Others objected to the proposed date for the commemoration, Feb. 10, which marks the day in 1947 when the Treaty of Paris definitively handed over the previously Italian territories to Yugoslavia. It’s just two weeks after the Jan. 27 Giorno della Memoria, the annual Italian day of remembrance of the Holocaust, and some critics felt the proximity was a way of playing down the dark legacy of Italian fascism.

Whatever the explanation, the fact of the matter is that the memory of what happened on the Istrian Peninsula ran into what Italian President Sergio Mattarella on Friday called a “wall of silence and oblivion,” which has yet to fully crumble.

“Those events constitute a tragedy that cannot be forgotten,” Mattarella said. “Tragic and harsh pages of history cannot be erased.
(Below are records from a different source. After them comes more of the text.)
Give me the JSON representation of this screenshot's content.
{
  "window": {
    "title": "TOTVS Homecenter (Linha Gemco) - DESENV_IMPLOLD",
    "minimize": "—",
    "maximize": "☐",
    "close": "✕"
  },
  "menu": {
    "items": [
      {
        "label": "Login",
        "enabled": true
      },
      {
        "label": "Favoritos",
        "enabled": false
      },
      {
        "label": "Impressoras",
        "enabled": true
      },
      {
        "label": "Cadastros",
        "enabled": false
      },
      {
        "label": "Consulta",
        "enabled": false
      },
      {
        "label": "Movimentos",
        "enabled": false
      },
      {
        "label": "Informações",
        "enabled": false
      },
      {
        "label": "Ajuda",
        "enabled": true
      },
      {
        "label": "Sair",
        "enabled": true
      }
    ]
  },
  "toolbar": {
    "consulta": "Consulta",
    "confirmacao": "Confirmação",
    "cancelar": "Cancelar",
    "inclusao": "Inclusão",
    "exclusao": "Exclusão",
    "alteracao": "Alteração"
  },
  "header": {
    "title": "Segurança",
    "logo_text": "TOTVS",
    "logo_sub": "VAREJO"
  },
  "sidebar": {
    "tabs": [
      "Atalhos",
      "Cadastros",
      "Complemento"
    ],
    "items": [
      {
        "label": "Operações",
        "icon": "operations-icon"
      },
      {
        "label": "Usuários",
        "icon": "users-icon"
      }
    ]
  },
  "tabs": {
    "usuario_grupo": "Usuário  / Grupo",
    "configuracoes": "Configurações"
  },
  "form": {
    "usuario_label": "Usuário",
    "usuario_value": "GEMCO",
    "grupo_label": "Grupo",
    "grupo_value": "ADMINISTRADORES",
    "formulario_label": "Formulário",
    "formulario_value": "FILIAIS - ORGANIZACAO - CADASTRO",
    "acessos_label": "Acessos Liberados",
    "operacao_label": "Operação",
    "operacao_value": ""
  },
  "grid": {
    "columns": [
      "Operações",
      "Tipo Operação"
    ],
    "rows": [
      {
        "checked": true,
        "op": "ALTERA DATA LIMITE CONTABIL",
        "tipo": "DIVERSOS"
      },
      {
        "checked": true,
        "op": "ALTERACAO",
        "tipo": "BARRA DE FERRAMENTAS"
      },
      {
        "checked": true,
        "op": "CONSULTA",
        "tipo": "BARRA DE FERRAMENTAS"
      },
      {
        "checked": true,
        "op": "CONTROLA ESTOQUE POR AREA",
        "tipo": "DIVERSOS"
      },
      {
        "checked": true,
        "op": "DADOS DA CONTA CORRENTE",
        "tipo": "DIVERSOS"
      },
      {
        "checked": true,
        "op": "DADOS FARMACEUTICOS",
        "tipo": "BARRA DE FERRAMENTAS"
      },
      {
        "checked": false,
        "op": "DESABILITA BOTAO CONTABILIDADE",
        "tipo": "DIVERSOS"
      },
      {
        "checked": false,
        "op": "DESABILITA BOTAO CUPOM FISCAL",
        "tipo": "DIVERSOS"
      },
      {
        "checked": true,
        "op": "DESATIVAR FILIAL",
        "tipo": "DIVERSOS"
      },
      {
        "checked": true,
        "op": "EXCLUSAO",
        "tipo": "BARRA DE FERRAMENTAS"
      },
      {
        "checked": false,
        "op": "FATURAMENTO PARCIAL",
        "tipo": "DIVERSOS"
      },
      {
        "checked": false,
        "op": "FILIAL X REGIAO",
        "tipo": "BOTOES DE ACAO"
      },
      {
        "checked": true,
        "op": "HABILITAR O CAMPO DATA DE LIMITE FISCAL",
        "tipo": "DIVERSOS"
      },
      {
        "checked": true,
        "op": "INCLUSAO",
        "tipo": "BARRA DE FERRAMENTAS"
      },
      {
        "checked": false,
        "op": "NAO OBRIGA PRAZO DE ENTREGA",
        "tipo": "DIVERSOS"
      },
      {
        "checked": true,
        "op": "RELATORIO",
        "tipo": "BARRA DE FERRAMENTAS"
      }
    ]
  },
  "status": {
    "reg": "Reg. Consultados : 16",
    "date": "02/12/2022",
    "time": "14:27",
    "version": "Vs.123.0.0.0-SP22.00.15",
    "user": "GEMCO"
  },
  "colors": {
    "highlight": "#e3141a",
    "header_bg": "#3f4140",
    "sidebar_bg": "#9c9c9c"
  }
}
Attempts at oblivion, denial or downplaying are an affront to the victims and their families, and do inestimable damage to the collective conscience of a people and a nation.”

The same point, by the way, applies in Catholic terms. Most Italian Catholics probably could speak far more knowledgably about more celebrated non-Italian martyrs of World War II, such as St. Edith Stein or St. Maximilian Kolbe, than they could about their own Italian martyrs from the same era such as Tarticchio and Bonifacio.

In that sense, the Italian Day of Remembrance has a significance that extends far beyond Italy. In effect, it’s a permanent reminder that if we aren’t careful, politics won’t simply polarize the present – politics will also colonize the past, distorting our perceptions and disregarding some people’s sacrifice at the expense of others.

Especially for a Church whose very name means “universal,” that’s arguably a caution well worth taking on board.